Gallagher-Chroniken 02 - Gallaghers Krieg
dann langsam: »Ich denke, hier liegt eine vernünftige Diskussionsgrundlage auf dem Tisch. Machen wir uns an die Arbeit.«
*
Die rote Jagdmaschine verließ den Hyperraum viel zu nahe bei dem kleinen Asteroiden, auf dem die Cartier Construction Company ihr Hauptquartier hatte.
Die Geschütztürme, die die CCC vor Überraschungsangriffen schützen sollten, erwachten surrend zum Leben und richteten sich automatisch auf das torkelnde Schiff, das auf einem riskanten Kurs in viel zu hoher Geschwindigkeit heranraste. Durch den höhlenartigen Hangar im Inneren des Asteroiden schrillten Alarmsirenen.
Jetzt erst bremste das Raumschiff ab. Die Zielerfassungsgeräte der automatischen Turbolaser empfingen einen Sekundenbruchteil vor dem ersten Schuss das Kennsignal des herannahenden Schiffes.

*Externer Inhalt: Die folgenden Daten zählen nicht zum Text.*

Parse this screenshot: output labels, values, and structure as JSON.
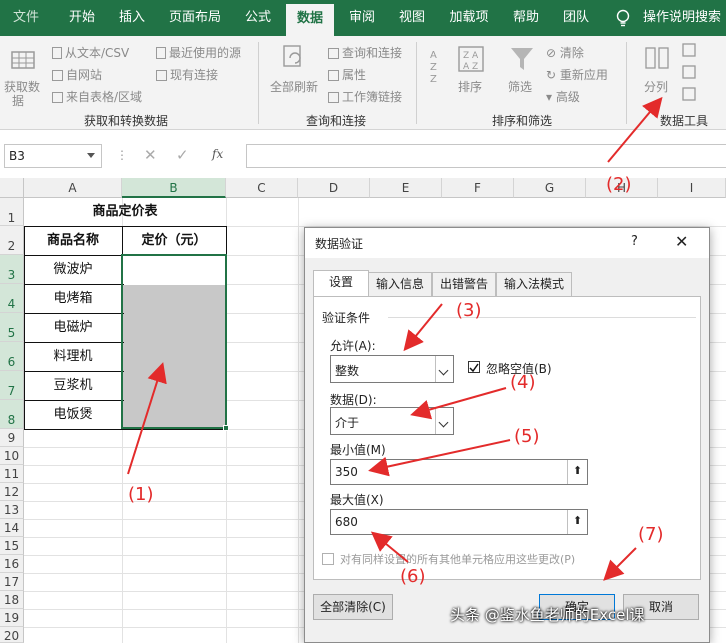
{
  "ribbon": {
    "tabs": [
      "文件",
      "开始",
      "插入",
      "页面布局",
      "公式",
      "数据",
      "审阅",
      "视图",
      "加载项",
      "帮助",
      "团队"
    ],
    "active_tab": "数据",
    "tell_me": "操作说明搜索",
    "groups": {
      "get_transform": {
        "label": "获取和转换数据",
        "get_data": "获取数",
        "get_data2": "据",
        "from_text": "从文本/CSV",
        "from_web": "自网站",
        "from_table": "来自表格/区域",
        "recent_sources": "最近使用的源",
        "existing_conn": "现有连接"
      },
      "queries": {
        "label": "查询和连接",
        "refresh_all": "全部刷新",
        "queries_conn": "查询和连接",
        "properties": "属性",
        "edit_links": "工作簿链接"
      },
      "sort_filter": {
        "label": "排序和筛选",
        "sort": "排序",
        "filter": "筛选",
        "clear": "清除",
        "reapply": "重新应用",
        "advanced": "高级"
      },
      "data_tools": {
        "label": "数据工具",
        "text_to_cols": "分列"
      }
    }
  },
  "formula_bar": {
    "name_box": "B3",
    "fx": "fx",
    "formula": ""
  },
  "sheet": {
    "columns": [
      "A",
      "B",
      "C",
      "D",
      "E",
      "F",
      "G",
      "H",
      "I"
    ],
    "rows": [
      "1",
      "2",
      "3",
      "4",
      "5",
      "6",
      "7",
      "8",
      "9",
      "10",
      "11",
      "12",
      "13",
      "14",
      "15",
      "16",
      "17",
      "18",
      "19",
      "20"
    ],
    "table_title": "商品定价表",
    "header_name": "商品名称",
    "header_price": "定价（元）",
    "products": [
      "微波炉",
      "电烤箱",
      "电磁炉",
      "料理机",
      "豆浆机",
      "电饭煲"
    ]
  },
  "dialog": {
    "title": "数据验证",
    "help": "?",
    "close": "✕",
    "tabs": [
      "设置",
      "输入信息",
      "出错警告",
      "输入法模式"
    ],
    "section": "验证条件",
    "allow_label": "允许(A):",
    "allow_value": "整数",
    "ignore_blank": "忽略空值(B)",
    "data_label": "数据(D):",
    "data_value": "介于",
    "min_label": "最小值(M)",
    "min_value": "350",
    "max_label": "最大值(X)",
    "max_value": "680",
    "apply_all": "对有同样设置的所有其他单元格应用这些更改(P)",
    "clear_all": "全部清除(C)",
    "ok": "确定",
    "cancel": "取消"
  },
  "annotations": {
    "a1": "(1)",
    "a2": "(2)",
    "a3": "(3)",
    "a4": "(4)",
    "a5": "(5)",
    "a6": "(6)",
    "a7": "(7)"
  },
  "watermark": "头条 @鉴水鱼老师的Excel课",
  "colors": {
    "excel_green": "#217346",
    "annotation_red": "#e32b2b",
    "selection_gray": "#c8c8c8"
  }
}
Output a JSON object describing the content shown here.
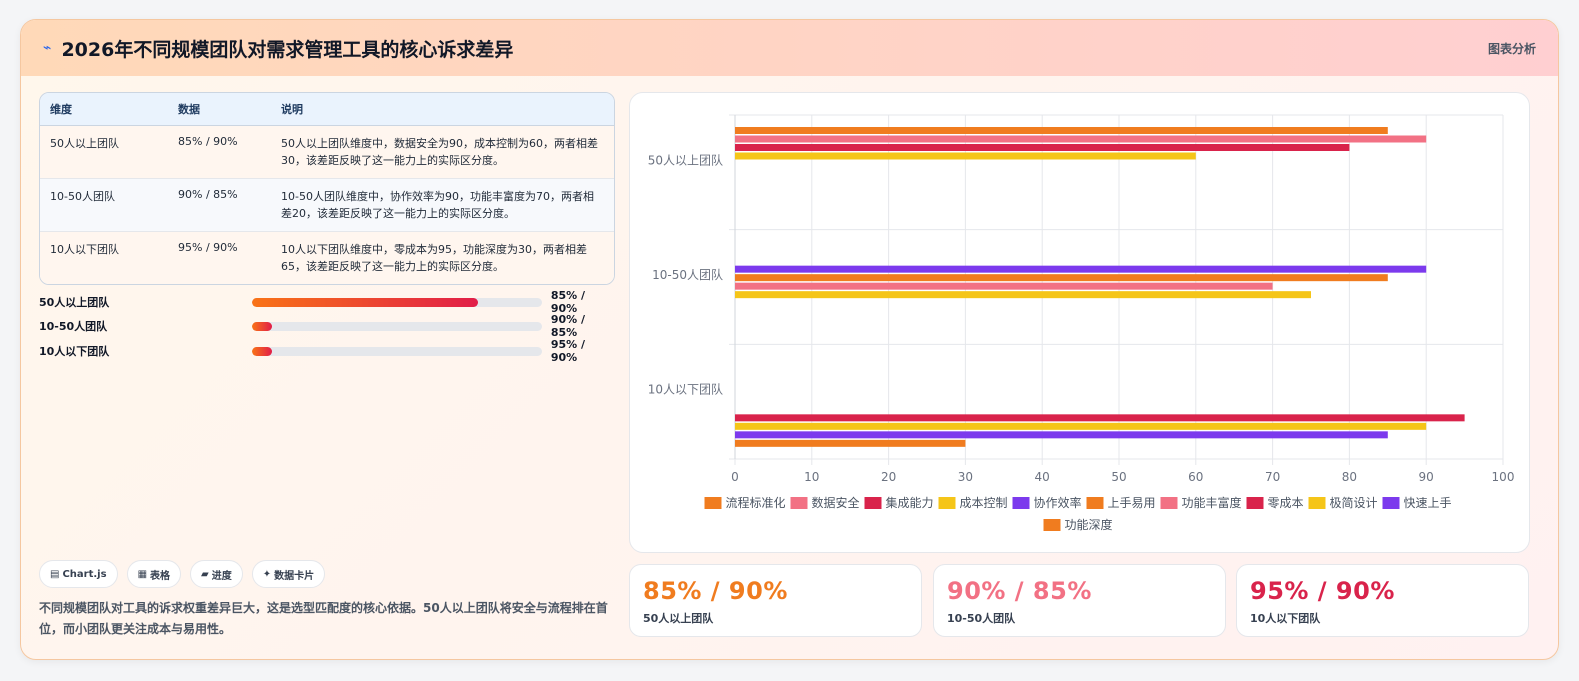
{
  "header": {
    "icon": "lightning-icon",
    "title": "2026年不同规模团队对需求管理工具的核心诉求差异",
    "tag": "图表分析"
  },
  "table": {
    "headers": [
      "维度",
      "数据",
      "说明"
    ],
    "rows": [
      {
        "dim": "50人以上团队",
        "data": "85% / 90%",
        "note": "50人以上团队维度中，数据安全为90，成本控制为60，两者相差30，该差距反映了这一能力上的实际区分度。"
      },
      {
        "dim": "10-50人团队",
        "data": "90% / 85%",
        "note": "10-50人团队维度中，协作效率为90，功能丰富度为70，两者相差20，该差距反映了这一能力上的实际区分度。"
      },
      {
        "dim": "10人以下团队",
        "data": "95% / 90%",
        "note": "10人以下团队维度中，零成本为95，功能深度为30，两者相差65，该差距反映了这一能力上的实际区分度。"
      }
    ]
  },
  "progress": [
    {
      "label": "50人以上团队",
      "value": "85% / 90%",
      "fill": 0.78
    },
    {
      "label": "10-50人团队",
      "value": "90% / 85%",
      "fill": 0.07
    },
    {
      "label": "10人以下团队",
      "value": "95% / 90%",
      "fill": 0.07
    }
  ],
  "chips": [
    {
      "icon": "chart-icon",
      "glyph": "▤",
      "label": "Chart.js"
    },
    {
      "icon": "table-icon",
      "glyph": "▦",
      "label": "表格"
    },
    {
      "icon": "progress-icon",
      "glyph": "▰",
      "label": "进度"
    },
    {
      "icon": "sparkle-icon",
      "glyph": "✦",
      "label": "数据卡片"
    }
  ],
  "description": "不同规模团队对工具的诉求权重差异巨大，这是选型匹配度的核心依据。50人以上团队将安全与流程排在首位，而小团队更关注成本与易用性。",
  "kpis": [
    {
      "value": "85% / 90%",
      "label": "50人以上团队",
      "color": "#f07c1f"
    },
    {
      "value": "90% / 85%",
      "label": "10-50人团队",
      "color": "#f27184"
    },
    {
      "value": "95% / 90%",
      "label": "10人以下团队",
      "color": "#d9234b"
    }
  ],
  "chart_data": {
    "type": "bar",
    "orientation": "horizontal",
    "categories": [
      "50人以上团队",
      "10-50人团队",
      "10人以下团队"
    ],
    "xlim": [
      0,
      100
    ],
    "xticks": [
      0,
      10,
      20,
      30,
      40,
      50,
      60,
      70,
      80,
      90,
      100
    ],
    "grid": true,
    "legend_position": "bottom",
    "series": [
      {
        "name": "流程标准化",
        "color": "#f07c1f",
        "values": [
          85,
          null,
          null
        ]
      },
      {
        "name": "数据安全",
        "color": "#f27184",
        "values": [
          90,
          null,
          null
        ]
      },
      {
        "name": "集成能力",
        "color": "#d9234b",
        "values": [
          80,
          null,
          null
        ]
      },
      {
        "name": "成本控制",
        "color": "#f5c518",
        "values": [
          60,
          null,
          null
        ]
      },
      {
        "name": "协作效率",
        "color": "#7c3aed",
        "values": [
          null,
          90,
          null
        ]
      },
      {
        "name": "上手易用",
        "color": "#f07c1f",
        "values": [
          null,
          85,
          null
        ]
      },
      {
        "name": "功能丰富度",
        "color": "#f27184",
        "values": [
          null,
          70,
          null
        ]
      },
      {
        "name": "零成本",
        "color": "#d9234b",
        "values": [
          null,
          null,
          95
        ]
      },
      {
        "name": "极简设计",
        "color": "#f5c518",
        "values": [
          null,
          75,
          90
        ]
      },
      {
        "name": "快速上手",
        "color": "#7c3aed",
        "values": [
          null,
          null,
          85
        ]
      },
      {
        "name": "功能深度",
        "color": "#f07c1f",
        "values": [
          null,
          null,
          30
        ]
      }
    ]
  }
}
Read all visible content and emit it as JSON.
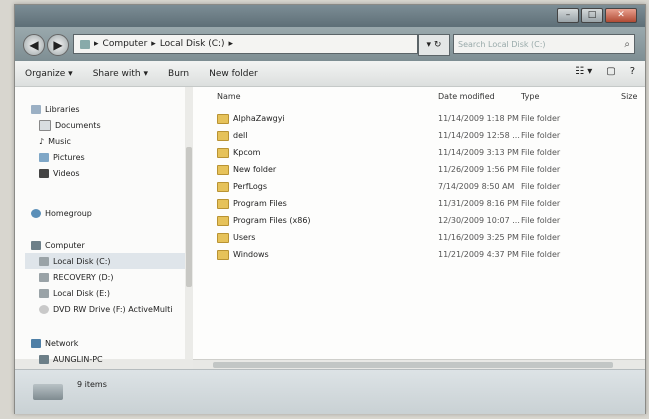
{
  "window": {
    "controls": {
      "minimize": "–",
      "maximize": "□",
      "close": "✕"
    }
  },
  "address": {
    "crumbs": [
      "Computer",
      "Local Disk (C:)"
    ],
    "separator": "▸",
    "refresh": "▾ ↻",
    "search_placeholder": "Search Local Disk (C:)"
  },
  "toolbar": {
    "organize": "Organize ▾",
    "share_with": "Share with ▾",
    "burn": "Burn",
    "new_folder": "New folder"
  },
  "sidebar": {
    "libraries": {
      "label": "Libraries",
      "items": [
        "Documents",
        "Music",
        "Pictures",
        "Videos"
      ]
    },
    "homegroup": "Homegroup",
    "computer": {
      "label": "Computer",
      "items": [
        "Local Disk (C:)",
        "RECOVERY (D:)",
        "Local Disk (E:)",
        "DVD RW Drive (F:) ActiveMulti"
      ]
    },
    "network": {
      "label": "Network",
      "items": [
        "AUNGLIN-PC"
      ]
    }
  },
  "columns": {
    "name": "Name",
    "date": "Date modified",
    "type": "Type",
    "size": "Size"
  },
  "files": [
    {
      "name": "AlphaZawgyi",
      "date": "11/14/2009 1:18 PM",
      "type": "File folder"
    },
    {
      "name": "dell",
      "date": "11/14/2009 12:58 ...",
      "type": "File folder"
    },
    {
      "name": "Kpcom",
      "date": "11/14/2009 3:13 PM",
      "type": "File folder"
    },
    {
      "name": "New folder",
      "date": "11/26/2009 1:56 PM",
      "type": "File folder"
    },
    {
      "name": "PerfLogs",
      "date": "7/14/2009 8:50 AM",
      "type": "File folder"
    },
    {
      "name": "Program Files",
      "date": "11/31/2009 8:16 PM",
      "type": "File folder"
    },
    {
      "name": "Program Files (x86)",
      "date": "12/30/2009 10:07 ...",
      "type": "File folder"
    },
    {
      "name": "Users",
      "date": "11/16/2009 3:25 PM",
      "type": "File folder"
    },
    {
      "name": "Windows",
      "date": "11/21/2009 4:37 PM",
      "type": "File folder"
    }
  ],
  "status": {
    "count": "9 items"
  },
  "colors": {
    "accent": "#5e6f77",
    "folder": "#e6c25a"
  }
}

Im letzten Moment wurde der Feuerbefehl widerrufen.
Mächtige Traktorstrahlen richteten sich auf das wild bockende kleine Raumschiff. Bedingt durch seine immer noch viel zu hohe Geschwindigkeit, brach das Schiff mehrmals aus dem Fokus der Traktorstrahlen aus. Dennoch gelang es den Fluglotsen der CCC, das Schiff allmählich in Richtung des Notlandefeldes zu dirigieren.
Das Notlandefeld gehörte zum ältesten und engsten Teil des Hangars. Hier hatte Cartiers Vater vor Jahrzehnten die Firma als eine kleine Tuning-Werkstatt für Raumschiffe, Motoren und Waffen gegründet. Inzwischen war die CCC unter Raymon Alejandro Cartier deutlich gewachsen, sodass der kleine Asteroid kaum noch allen Einrichtungen und Angestellten ausreichend Platz bot.
Die Außenhülle des roten Raumschiffs war von Einschusslöchern und schwarzen Rußflecken übersät, die von einem erst kürzlich mit knapper Not entkommenen Gefecht zeugten. An mehreren Stellen klafften Risse in der Panzerung, durch die kostbare Atemluft und Kühlflüssigkeit ins Vakuum des Alls entwich.
Das Schiff wurde von den Traktorstrahlen in den Hangar gezogen. Es war noch immer zu schnell, schlug hart auf dem Notlandefeld auf und kam erst in einem stabilen Auffangnetz am Ende des Hangars funkensprühend zum Stehen. Die mächtigen Hangartüren knallten donnernd zu, während das Notlandefeld wieder unter Druck gesetzt wurde. Mit zunehmendem Luftdruck wurde auch das Plärren der Alarmsirenen lauter.
Am Heck der Jagdmaschinen loderten Flammen auf, die vom plötzlich zugeführten Sauerstoff genährt wurden. Sensoren in der Hangardecke registrierten den Brand; die Sprinkleranlage wurde aktiviert und der hintere Teil des Schiffes verschwand unter einer fauchenden, dicken Schicht schweren Löschschaums.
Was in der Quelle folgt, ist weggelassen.